What other newspapers are saying: Election-year fentanyl fearmongering doesn’t help
The facts of America’s fentanyl crisis are bad enough without having to resort to fabrication. Unfortunately, this election season has brought more fear-mongering about foreign nations — and political opponents — than it has real solutions.
Democratic and Republican campaigns have used the horrifying street drug to blame and to divide, rather than to unite around practical policies to reduce both the supply and demand for opioids.
It is a staple of Donald Trump’s presidential campaign, and of Republican campaigns across the country, that undocumented immigrants are the main drivers of the opioid crisis. Yet the vast majority of fentanyl being trafficked across the southern border is being carried by U.S. citizens. For instance, a report from the libertarian Cato Institute revealed that in 2021, 86% of prosecutions for trafficking fentanyl into the United States were of American citizens, and that only one in 6,500 illegal immigrant encounters resulted in a fentanyl arrest. Those convictions accounted for only 9% of the total.
Democratic campaigns have also stooped to fentanyl fear-mongering, though not to the same extent as the Republicans. Take a recent ad from Sen. Bob Casey, running for reelection, which claims that Republican opponent Dave McCormick has profited from the American fentanyl crisis.

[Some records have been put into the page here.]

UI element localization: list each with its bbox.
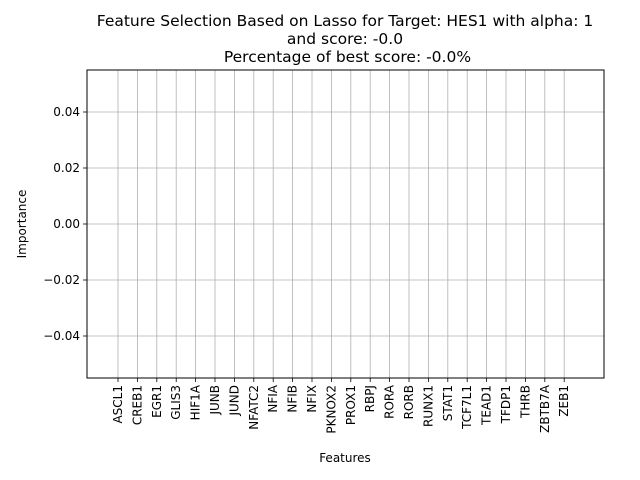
chart-title-line-3: Percentage of best score: -0.0% xyxy=(219,48,471,66)
x-tick-label: CREB1 xyxy=(130,385,144,425)
y-axis-ticks: −0.04 −0.02 0.00 0.02 0.04 xyxy=(43,105,87,343)
x-tick-label: EGR1 xyxy=(150,385,164,418)
x-tick-label: ZEB1 xyxy=(557,385,571,417)
x-tick-label: JUND xyxy=(227,385,241,417)
x-tick-label: NFIX xyxy=(305,385,319,413)
x-tick-label: ZBTB7A xyxy=(538,384,552,433)
x-tick-label: RUNX1 xyxy=(421,385,435,427)
x-tick-label: RBPJ xyxy=(363,385,377,412)
chart-title-line-2: and score: -0.0 xyxy=(287,30,403,48)
x-tick-label: TEAD1 xyxy=(480,385,494,426)
x-tick-label: STAT1 xyxy=(441,385,455,421)
grid xyxy=(87,70,604,378)
y-tick-label: 0.00 xyxy=(53,217,80,231)
chart-title: Feature Selection Based on Lasso for Tar… xyxy=(97,12,594,66)
x-tick-label: NFATC2 xyxy=(247,385,261,430)
x-tick-label: RORA xyxy=(383,384,397,419)
x-tick-label: JUNB xyxy=(208,385,222,416)
x-tick-label: NFIA xyxy=(266,384,280,412)
x-tick-label: TCF7L1 xyxy=(460,385,474,430)
x-tick-label: ASCL1 xyxy=(111,385,125,424)
y-axis-label: Importance xyxy=(15,190,29,259)
x-tick-label: PROX1 xyxy=(344,385,358,425)
y-tick-label: 0.02 xyxy=(53,161,80,175)
chart-title-line-1: Feature Selection Based on Lasso for Tar… xyxy=(97,12,594,30)
x-tick-label: TFDP1 xyxy=(499,385,513,424)
x-axis-ticks: ASCL1 CREB1 EGR1 GLIS3 HIF1A JUNB JUND NFATC2 NF… xyxy=(111,378,571,434)
x-tick-label: HIF1A xyxy=(189,384,203,420)
x-tick-label: RORB xyxy=(402,385,416,419)
x-tick-label: NFIB xyxy=(286,385,300,413)
y-tick-label: 0.04 xyxy=(53,105,80,119)
x-axis-label: Features xyxy=(319,451,371,465)
x-tick-label: PKNOX2 xyxy=(324,385,338,434)
y-tick-label: −0.02 xyxy=(43,273,80,287)
x-tick-label: GLIS3 xyxy=(169,385,183,420)
y-tick-label: −0.04 xyxy=(43,329,80,343)
x-tick-label: THRB xyxy=(518,385,532,419)
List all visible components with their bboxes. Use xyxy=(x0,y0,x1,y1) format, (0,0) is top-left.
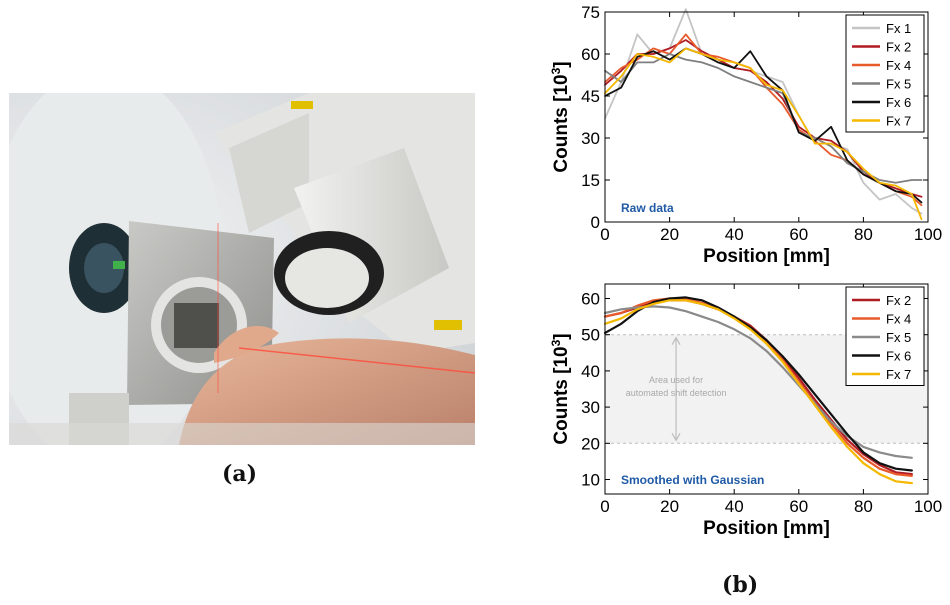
chart1-ytick-label: 45 xyxy=(581,87,600,106)
chart2-ytick-label: 10 xyxy=(581,471,600,490)
chart2-legend-label: Fx 6 xyxy=(886,349,911,364)
photo-illustration xyxy=(9,93,475,445)
chart1-legend-label: Fx 7 xyxy=(886,114,911,129)
chart1-ylabel: Counts [103] xyxy=(549,61,572,172)
chart2-series-fx-6 xyxy=(603,296,913,472)
chart1-legend-box xyxy=(845,14,925,133)
chart1-legend-label: Fx 5 xyxy=(886,77,911,92)
chart1-series-fx-7 xyxy=(604,47,923,221)
chart1-xtick-label: 100 xyxy=(914,225,942,244)
caption-b: (b) xyxy=(722,572,759,598)
chart1-legend-label: Fx 1 xyxy=(886,21,911,36)
caption-a: (a) xyxy=(222,461,258,487)
chart1-series-fx-6 xyxy=(604,47,923,204)
chart2-series-fx-5 xyxy=(603,305,913,459)
chart2-xlabel: Position [mm] xyxy=(703,518,830,539)
raw-data-chart: 0 20 40 60 80 100 0 15 30 45 60 75 Position [mm] Coun… xyxy=(549,3,942,267)
chart1-legend-label: Fx 6 xyxy=(886,95,911,110)
chart1-xtick-label: 60 xyxy=(789,225,808,244)
chart2-region-label: Area used for xyxy=(649,375,703,385)
chart2-ytick-label: 50 xyxy=(581,326,600,345)
chart2-xtick-label: 20 xyxy=(660,497,679,516)
chart1-legend-label: Fx 4 xyxy=(886,58,911,73)
chart1-xtick-label: 80 xyxy=(854,225,873,244)
chart1-ytick-label: 15 xyxy=(581,171,600,190)
chart1-xtick-label: 20 xyxy=(660,225,679,244)
chart2-ylabel: Counts [103] xyxy=(549,333,572,444)
chart2-ytick-label: 30 xyxy=(581,398,600,417)
chart2-xtick-label: 80 xyxy=(854,497,873,516)
chart2-region-label: automated shift detection xyxy=(626,388,727,398)
chart1-ytick-label: 60 xyxy=(581,45,600,64)
chart2-legend-label: Fx 5 xyxy=(886,330,911,345)
chart2-region-arrow-up xyxy=(671,336,681,345)
chart1-xtick-label: 0 xyxy=(600,225,609,244)
chart1-annotation: Raw data xyxy=(621,201,674,215)
chart2-xtick-label: 0 xyxy=(600,497,609,516)
chart1-legend-label: Fx 2 xyxy=(886,40,911,55)
chart2-xtick-label: 100 xyxy=(914,497,942,516)
chart2-ytick-label: 60 xyxy=(581,289,600,308)
chart2-series-fx-7 xyxy=(603,299,913,485)
chart2-legend-label: Fx 2 xyxy=(886,293,911,308)
chart2-ytick-label: 40 xyxy=(581,362,600,381)
chart2-ytick-label: 20 xyxy=(581,434,600,453)
chart2-legend-label: Fx 7 xyxy=(886,367,911,382)
smoothed-chart: Area used for automated shift detection 0 2… xyxy=(549,283,942,539)
linac-photo xyxy=(9,93,475,445)
chart1-xtick-label: 40 xyxy=(725,225,744,244)
chart1-xlabel: Position [mm] xyxy=(703,246,830,267)
chart1-ytick-label: 30 xyxy=(581,129,600,148)
chart2-legend-label: Fx 4 xyxy=(886,312,911,327)
chart2-xtick-label: 40 xyxy=(725,497,744,516)
chart1-plot-frame xyxy=(604,11,929,223)
chart1-ytick-label: 0 xyxy=(591,213,600,232)
chart1-ytick-label: 75 xyxy=(581,3,600,22)
chart2-region-arrow-down xyxy=(671,433,681,442)
chart2-annotation: Smoothed with Gaussian xyxy=(621,473,764,487)
chart2-plot-frame xyxy=(604,283,929,495)
chart2-xtick-label: 60 xyxy=(789,497,808,516)
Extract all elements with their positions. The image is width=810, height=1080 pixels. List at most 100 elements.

The claim is based on an investment made by the firm Mr. McCormick used to run, Bridgewater Associates, in a fund that included Renfu Yiyao, a Chinese pharmaceutical company that also goes by the English name Humanwell. The company manufactures 90% of the fentanyl used in the Chinese domestic market.
But fentanyl is a legitimate medicine, in addition to being a dangerous recreational drug. The World Health Organization considers it “essential.” That’s why it’s a controlled substance and not an illegal substance. The fentanyl produced by Humanwell is for legitimate medical uses, and while it is licensed to export the drug, it does not actually sell it in America.

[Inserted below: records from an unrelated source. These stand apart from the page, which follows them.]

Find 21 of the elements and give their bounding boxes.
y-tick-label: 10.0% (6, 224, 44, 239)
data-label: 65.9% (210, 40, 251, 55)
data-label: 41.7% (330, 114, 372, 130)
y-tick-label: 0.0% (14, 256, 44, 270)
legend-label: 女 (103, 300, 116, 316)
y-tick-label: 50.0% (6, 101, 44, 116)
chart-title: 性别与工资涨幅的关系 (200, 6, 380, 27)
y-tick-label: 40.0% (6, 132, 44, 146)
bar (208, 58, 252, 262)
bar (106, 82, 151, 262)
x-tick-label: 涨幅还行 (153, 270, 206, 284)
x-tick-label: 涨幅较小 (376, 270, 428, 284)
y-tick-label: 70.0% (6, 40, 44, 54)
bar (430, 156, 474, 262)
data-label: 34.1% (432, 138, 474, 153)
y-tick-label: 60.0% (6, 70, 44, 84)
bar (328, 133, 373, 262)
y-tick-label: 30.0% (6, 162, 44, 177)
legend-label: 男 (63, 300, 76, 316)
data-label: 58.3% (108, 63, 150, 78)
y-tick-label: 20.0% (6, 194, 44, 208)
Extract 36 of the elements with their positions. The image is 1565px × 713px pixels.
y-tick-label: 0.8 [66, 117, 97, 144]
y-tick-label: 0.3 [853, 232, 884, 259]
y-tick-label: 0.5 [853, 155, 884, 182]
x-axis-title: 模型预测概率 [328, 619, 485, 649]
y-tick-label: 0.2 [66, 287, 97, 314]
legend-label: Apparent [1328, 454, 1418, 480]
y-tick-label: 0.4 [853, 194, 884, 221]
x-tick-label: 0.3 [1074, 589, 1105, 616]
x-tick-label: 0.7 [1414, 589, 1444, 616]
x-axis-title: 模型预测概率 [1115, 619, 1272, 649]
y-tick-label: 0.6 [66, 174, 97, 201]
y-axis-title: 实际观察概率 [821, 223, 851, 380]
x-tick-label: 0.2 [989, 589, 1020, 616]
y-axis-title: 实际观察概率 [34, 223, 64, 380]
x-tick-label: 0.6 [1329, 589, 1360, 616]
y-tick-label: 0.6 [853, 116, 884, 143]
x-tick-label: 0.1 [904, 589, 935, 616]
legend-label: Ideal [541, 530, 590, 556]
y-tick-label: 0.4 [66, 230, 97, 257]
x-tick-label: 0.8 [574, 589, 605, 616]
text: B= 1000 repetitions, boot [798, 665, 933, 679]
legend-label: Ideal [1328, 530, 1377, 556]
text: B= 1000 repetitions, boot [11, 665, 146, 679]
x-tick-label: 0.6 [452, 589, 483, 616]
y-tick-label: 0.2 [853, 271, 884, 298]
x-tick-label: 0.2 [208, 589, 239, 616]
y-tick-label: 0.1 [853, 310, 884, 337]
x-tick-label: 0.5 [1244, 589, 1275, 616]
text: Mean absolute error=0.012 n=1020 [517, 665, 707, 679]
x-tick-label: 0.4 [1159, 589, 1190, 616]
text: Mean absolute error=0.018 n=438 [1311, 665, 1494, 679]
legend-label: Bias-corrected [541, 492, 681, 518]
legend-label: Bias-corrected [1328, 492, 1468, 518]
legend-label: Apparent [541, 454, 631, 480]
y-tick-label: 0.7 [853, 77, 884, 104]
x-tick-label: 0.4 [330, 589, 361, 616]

In fact, the “Chinese fentanyl” that has swept across America isn’t actually manufactured in China at all. Chemical precursors are made in China and shipped elsewhere, including Mexico and Canada, where the final, illicit product is manufactured. Humanwell is not involved in this supply chain in any way.

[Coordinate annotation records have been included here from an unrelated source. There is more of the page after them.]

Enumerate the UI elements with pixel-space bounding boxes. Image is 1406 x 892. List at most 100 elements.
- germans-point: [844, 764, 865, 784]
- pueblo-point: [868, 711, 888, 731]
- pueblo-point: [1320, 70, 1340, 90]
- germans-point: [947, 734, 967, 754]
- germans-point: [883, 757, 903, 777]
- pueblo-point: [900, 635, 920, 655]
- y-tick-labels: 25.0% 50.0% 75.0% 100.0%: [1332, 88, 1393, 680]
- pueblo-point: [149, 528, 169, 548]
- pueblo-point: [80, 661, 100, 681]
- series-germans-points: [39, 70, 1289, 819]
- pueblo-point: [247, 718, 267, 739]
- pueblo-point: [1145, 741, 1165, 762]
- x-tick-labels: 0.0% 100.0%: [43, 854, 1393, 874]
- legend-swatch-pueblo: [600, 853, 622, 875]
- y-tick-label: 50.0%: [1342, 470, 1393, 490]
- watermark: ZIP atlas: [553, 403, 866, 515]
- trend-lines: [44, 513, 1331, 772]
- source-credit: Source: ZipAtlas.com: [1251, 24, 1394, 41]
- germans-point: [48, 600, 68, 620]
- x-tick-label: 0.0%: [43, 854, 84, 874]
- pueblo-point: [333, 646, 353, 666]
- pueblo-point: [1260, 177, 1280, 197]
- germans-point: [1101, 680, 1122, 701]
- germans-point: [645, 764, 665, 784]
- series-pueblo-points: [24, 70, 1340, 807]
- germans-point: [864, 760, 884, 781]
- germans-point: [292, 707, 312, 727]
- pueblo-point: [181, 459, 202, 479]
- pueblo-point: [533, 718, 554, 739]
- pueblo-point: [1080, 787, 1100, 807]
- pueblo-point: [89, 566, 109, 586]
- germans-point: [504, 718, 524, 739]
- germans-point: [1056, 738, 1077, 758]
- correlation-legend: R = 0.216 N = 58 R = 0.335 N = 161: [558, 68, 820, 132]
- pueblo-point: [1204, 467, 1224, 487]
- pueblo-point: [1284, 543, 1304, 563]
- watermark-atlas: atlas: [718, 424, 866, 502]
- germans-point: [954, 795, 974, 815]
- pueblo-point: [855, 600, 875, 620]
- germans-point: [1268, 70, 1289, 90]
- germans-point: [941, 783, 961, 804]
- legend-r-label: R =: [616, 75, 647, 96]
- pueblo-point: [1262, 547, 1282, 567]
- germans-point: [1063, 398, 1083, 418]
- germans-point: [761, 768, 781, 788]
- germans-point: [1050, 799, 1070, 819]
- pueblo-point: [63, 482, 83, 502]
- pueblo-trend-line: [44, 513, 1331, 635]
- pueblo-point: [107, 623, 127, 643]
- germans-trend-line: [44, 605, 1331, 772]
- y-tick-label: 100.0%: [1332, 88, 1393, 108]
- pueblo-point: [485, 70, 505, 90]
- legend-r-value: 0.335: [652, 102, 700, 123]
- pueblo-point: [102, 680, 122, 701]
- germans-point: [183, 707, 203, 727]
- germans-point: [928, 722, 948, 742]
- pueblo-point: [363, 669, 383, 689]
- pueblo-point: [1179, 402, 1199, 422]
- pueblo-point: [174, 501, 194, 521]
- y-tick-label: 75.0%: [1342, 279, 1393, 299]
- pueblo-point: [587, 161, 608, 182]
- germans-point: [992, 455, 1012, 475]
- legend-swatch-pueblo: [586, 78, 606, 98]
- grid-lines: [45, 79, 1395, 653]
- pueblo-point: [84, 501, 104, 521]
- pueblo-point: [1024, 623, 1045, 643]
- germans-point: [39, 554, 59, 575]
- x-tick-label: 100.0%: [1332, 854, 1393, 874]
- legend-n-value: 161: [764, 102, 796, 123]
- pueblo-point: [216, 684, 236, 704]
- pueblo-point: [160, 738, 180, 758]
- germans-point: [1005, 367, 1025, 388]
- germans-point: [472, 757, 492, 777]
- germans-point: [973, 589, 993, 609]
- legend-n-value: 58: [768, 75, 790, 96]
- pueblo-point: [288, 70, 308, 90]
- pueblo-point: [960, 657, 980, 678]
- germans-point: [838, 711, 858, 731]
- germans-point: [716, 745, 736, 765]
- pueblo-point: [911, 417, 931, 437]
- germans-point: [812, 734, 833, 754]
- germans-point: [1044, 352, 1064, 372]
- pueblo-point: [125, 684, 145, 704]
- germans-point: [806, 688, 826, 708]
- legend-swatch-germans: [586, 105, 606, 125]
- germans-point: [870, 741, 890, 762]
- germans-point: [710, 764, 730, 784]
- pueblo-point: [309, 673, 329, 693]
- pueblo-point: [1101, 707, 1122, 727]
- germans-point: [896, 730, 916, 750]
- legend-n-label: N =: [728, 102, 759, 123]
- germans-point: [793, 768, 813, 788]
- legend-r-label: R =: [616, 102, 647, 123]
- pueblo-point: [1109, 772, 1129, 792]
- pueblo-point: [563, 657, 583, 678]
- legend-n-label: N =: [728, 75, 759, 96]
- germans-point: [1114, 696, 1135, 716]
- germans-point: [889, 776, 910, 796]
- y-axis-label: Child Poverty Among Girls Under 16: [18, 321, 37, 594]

To make the ad’s claim even more spurious, millions of Americans are also invested in Humanwell through various investment and pension funds. In fact, that includes Mr. Casey himself, whose declared holdings include funds that invest in the Chinese firm.
Whether it’s Chinese pharmaceutical companies or desperate migrants looking to build new lives in America, politicians find it easier to demonize and fearmonger about fentanyl than to pursue practical solutions. Those solutions must include addressing both the supply of and the demand for illicit opioids.
On the supply side, investments in border security will have to be part of the solution. The United States struggles to police not just its 2,000-mile border with Mexico, but also its 5,500-mile border with Canada (the longest in the world) and its thousands of miles of coasts and thousands of airports and ports of call.
On the demand side, reducing the number of people using fentanyl and other drugs is necessary. The billions in payouts from the companies that raked in profits for dispensing opioids should be used to support nonprofits working with addicted people, fund public awareness campaigns, and create new medication-assisted recovery programs.
For people on the road to recovery from opioid use disorder, medications like buprenorphine and methadone can help manage the worst effects of withdrawal and move forward with recovery.
Neither the supply or demand side of opioid addiction offer easy, politically optimized solutions. Shame on politicians like Donald Trump and Bob Casey who flatten the complexity of this issue for their own political gain.
Their constituents feel the pain of the opioid crisis and witness the destruction of families and communities caused by addiction. Inventing false scapegoats in the hope of getting more votes only obscures the search for real answers and leads to more addictions and more deaths.